Após deixar o Solar do Vale e chegar ao centro da cidade, Ema ordenou ao motorista que a levasse diretamente à clínica obstétrica.
Ao descer do carro, ela parou na entrada do hospital, fitando as grandes letras douradas no topo do edifício, com o coração em tormento.
Ela acariciou seu ventre, ainda plano, como se duas vozes discutissem na cabeça dela.
Uma voz a acusava de ser desumana, de rejeitar a própria carne e sangue.
A outra a aconselhava a ter a criança, dizendo que seria um anjinho adorável, a pessoa mais próxima a ela neste mundo.
Ema nunca havia sentido uma agonia tão profunda; a escolha surgira em sua vida de uma forma brutalmente forçada.
— O quê? Você tomou tantas injeções e ainda não engravidou? O médico não disse que havia esperança?
Uma mulher de meia-idade, com o rosto amargurado, murmurava enquanto encarava a jovem ao seu lado.
Do outro lado, passava uma garota pálida, de lábios secos e olhos abatidos, enquanto o rapaz ao seu lado perguntava repetidamente se ela sentia dor.
Ema observava essas cenas e sentia o peito apertar ainda mais.
Filhos: alguns desejam desesperadamente e não conseguem; outros, por vários motivos, não podem tê-los.
Ela...
Ema subiu os degraus com passos pesados e, com extrema lentidão, tirou seus documentos para entrar na fila do guichê.
Quando finalmente entrou no consultório, a médica de meia-idade passou os olhos frios pelo relatório e depois examinou o rosto de Ema, perguntando com indiferença:
— É a primeira consulta? O bebê está saudável. Por que você está pensando em interromper?
Ema levantou a cabeça e encontrou o olhar da médica, que escondia uma frieza, quase um desprezo.
Sentiu-se como se estivesse passando por um julgamento.
Ema ficou em silêncio por um momento, recuperou a compostura e respondeu calmamente:
— Meu marido morreu. Tenho medo de não conseguir sustentá-lo sozinha.
A médica retrucou:
— Você não trabalha? E a família? O aborto prejudica o corpo, já pensou bem?
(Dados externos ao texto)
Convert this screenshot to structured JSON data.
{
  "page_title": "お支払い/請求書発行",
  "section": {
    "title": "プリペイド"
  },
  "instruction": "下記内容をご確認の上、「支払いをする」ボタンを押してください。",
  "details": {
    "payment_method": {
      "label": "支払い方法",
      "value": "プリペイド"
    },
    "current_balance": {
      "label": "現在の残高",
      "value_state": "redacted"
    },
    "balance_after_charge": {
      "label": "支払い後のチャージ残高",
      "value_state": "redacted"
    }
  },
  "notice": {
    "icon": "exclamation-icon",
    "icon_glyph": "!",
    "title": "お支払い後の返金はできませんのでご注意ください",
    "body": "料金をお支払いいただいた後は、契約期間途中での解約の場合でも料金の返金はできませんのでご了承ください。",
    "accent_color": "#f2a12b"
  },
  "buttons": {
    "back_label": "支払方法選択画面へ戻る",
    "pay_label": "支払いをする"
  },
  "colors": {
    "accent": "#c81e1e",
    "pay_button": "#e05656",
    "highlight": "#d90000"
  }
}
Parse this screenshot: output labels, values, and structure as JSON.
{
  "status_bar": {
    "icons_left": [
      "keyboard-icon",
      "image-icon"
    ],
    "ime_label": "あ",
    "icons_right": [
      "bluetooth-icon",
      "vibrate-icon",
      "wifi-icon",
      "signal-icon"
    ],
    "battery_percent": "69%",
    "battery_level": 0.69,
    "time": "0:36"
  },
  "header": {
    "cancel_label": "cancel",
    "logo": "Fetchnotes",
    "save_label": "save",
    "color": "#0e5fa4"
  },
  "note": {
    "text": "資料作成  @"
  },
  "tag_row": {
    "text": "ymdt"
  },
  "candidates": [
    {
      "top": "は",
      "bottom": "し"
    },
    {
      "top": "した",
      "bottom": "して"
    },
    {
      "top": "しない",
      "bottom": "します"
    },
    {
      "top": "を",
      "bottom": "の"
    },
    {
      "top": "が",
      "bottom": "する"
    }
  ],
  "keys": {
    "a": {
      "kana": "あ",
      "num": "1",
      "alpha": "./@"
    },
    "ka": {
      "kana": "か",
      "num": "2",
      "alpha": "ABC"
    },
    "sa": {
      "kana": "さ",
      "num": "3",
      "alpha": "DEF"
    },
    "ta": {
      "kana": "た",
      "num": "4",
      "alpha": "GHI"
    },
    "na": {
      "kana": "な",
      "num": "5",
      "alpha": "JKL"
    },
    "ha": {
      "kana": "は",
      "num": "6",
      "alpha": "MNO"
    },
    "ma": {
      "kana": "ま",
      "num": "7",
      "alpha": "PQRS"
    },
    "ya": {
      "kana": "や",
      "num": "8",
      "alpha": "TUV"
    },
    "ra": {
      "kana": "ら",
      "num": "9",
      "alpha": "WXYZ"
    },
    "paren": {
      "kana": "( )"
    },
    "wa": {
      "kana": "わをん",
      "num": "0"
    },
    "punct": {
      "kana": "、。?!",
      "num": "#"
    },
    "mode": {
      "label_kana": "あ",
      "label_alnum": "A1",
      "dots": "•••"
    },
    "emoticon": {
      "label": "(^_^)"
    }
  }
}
Ema assentiu, embora sem muita firmeza. A médica lançou-lhe um olhar rápido, sem muita paciência, digitou algo no teclado e devolveu o cartão e o prontuário:
— Refaça estes exames. Traga o relatório quando sair. Depois que eu analisar, a gente agenda o procedimento.
Ema saiu do consultório arrastando os pés, andando pelo corredor como se estivesse no automático.
O prontuário em suas mãos já estava amassado de tanto ser apertado.
Demorou um bom tempo para que suas emoções se acalmassem antes de fazer os exames, um por um.
Desde a primeira vez que foi ao hospital por desconforto estomacal e falta de apetite, quando o médico lhe informou que estava grávida. Aquela sensação de alegria e felicidade durou menos de meia hora.
Logo depois, recebeu a ligação de Alípio pedindo o divórcio.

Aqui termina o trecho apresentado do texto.